Léon Antoine Lucien Couturier (29 December 1842 in Mâcon - 21 December 1935 in Neuilly-sur-Seine) was a French painter in the Naturalistic style, who specialized in maritime and military subjects.
His father was a merchant. He was originally admitted to the École nationale des beaux-arts de Lyon in 1860, then moved to Paris in 1864 to serve an apprenticeship in the studios of Alexandre Cabanel. In the Franco-Prussian War, he helped defend the barricades during the Siege of Paris.[1] This experience inspired his first series of paintings devoted to military life. A holiday in North Africa inspired a similar series of works devoted to the Colonial Troops.

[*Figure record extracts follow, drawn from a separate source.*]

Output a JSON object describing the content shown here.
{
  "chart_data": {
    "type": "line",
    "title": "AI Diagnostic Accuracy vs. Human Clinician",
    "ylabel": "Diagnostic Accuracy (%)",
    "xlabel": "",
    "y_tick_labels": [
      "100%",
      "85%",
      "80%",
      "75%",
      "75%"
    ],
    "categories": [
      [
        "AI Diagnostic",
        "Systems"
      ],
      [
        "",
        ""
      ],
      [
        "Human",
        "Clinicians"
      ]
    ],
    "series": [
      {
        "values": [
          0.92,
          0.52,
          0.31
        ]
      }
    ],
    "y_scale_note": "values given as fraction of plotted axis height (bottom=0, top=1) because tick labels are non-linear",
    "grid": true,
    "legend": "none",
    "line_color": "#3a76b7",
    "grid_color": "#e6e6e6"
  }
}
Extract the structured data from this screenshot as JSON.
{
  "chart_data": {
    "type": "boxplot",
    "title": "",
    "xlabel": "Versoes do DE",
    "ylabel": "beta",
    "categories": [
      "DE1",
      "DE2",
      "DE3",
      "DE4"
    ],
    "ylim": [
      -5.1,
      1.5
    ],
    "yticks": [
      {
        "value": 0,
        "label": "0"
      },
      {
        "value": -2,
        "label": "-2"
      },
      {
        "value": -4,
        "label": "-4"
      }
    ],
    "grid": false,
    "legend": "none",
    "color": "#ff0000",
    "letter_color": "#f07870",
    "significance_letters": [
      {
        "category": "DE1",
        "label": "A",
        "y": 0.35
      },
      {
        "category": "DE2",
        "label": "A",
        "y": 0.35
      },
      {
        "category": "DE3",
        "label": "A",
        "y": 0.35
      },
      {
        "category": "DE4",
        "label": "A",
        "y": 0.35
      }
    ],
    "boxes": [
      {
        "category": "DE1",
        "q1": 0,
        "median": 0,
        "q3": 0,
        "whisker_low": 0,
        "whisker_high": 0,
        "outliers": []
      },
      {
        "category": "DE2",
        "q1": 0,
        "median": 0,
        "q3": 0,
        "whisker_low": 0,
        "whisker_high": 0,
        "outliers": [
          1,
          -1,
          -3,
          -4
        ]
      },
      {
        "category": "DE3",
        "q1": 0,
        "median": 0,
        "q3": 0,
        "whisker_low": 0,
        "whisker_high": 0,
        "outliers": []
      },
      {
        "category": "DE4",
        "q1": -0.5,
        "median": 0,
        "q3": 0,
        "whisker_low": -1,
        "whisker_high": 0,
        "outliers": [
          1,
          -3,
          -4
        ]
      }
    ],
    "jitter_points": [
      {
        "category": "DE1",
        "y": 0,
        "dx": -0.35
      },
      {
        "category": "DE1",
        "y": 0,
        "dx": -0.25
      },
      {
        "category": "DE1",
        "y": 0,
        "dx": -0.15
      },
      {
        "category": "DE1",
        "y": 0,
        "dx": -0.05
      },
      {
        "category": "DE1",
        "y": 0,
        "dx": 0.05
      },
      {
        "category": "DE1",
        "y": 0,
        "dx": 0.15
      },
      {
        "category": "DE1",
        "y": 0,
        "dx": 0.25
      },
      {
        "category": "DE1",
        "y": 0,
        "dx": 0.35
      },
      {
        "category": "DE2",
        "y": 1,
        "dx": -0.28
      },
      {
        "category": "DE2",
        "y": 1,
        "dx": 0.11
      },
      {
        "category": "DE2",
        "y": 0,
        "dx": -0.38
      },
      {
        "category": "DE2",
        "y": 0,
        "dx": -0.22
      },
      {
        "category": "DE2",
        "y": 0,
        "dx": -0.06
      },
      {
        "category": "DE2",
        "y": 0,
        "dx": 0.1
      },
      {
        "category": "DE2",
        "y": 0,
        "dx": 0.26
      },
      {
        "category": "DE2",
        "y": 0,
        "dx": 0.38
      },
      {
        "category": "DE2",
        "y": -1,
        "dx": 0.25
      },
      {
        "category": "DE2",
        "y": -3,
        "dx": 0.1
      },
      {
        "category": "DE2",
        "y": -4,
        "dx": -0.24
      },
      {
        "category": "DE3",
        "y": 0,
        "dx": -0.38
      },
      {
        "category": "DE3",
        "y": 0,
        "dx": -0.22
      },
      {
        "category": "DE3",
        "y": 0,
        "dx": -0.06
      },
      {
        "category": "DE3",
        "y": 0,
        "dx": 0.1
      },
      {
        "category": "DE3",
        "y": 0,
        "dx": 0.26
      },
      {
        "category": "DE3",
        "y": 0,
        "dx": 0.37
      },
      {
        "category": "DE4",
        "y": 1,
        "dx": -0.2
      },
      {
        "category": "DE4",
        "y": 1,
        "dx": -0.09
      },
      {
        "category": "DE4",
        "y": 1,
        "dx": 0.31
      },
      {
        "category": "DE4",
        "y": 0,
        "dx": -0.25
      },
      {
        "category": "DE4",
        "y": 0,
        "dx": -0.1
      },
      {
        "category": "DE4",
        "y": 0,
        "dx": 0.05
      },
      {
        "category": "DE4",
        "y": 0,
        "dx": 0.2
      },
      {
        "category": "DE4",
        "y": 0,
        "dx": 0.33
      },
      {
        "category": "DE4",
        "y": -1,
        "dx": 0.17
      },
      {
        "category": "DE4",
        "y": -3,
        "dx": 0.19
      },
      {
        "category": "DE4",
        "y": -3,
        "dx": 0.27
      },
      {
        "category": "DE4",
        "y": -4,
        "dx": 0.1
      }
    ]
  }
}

Beginning in 1880, he devoted himself almost exclusively to painting the ships and sailors of the French Navy, which earned him official recognition. He was appointed a "Peintre de la Marine" in 1890 and awarded the Légion d'honneur in 1897.[2] Later, he sketched the French soldiers of World War I. Towards the end of his life, he abandoned naval subjects in favor of fishing and fishermen. He exhibited regularly at the Salon.
He also worked as an illustrator, contributing to three volumes of poetry by "Yann Nibor" (Jean Albert Robin, 1857-1947) "The Sailor Poet" of Brittany; La Marine Française by the military historian (1893) and La Guerre Fatale France-Angleterre by "Capitaine Dirant" (Émile Driant, 1900, 2 vols.). Also adept at engraving, he reproduced many of his works to be distributed as lithographs. One of his more unusual projects involved designing menus for the official dinner hosted by President Félix Faure in honor of Tsar Nicholas II and the Tsarina in 1896. Several illustrations in anarchist publications of the 1900s (including Les Temps Nouveaux of Jean Grave) are attributed to him,[3] but that is generally believed to be incorrect, or they were used without permission.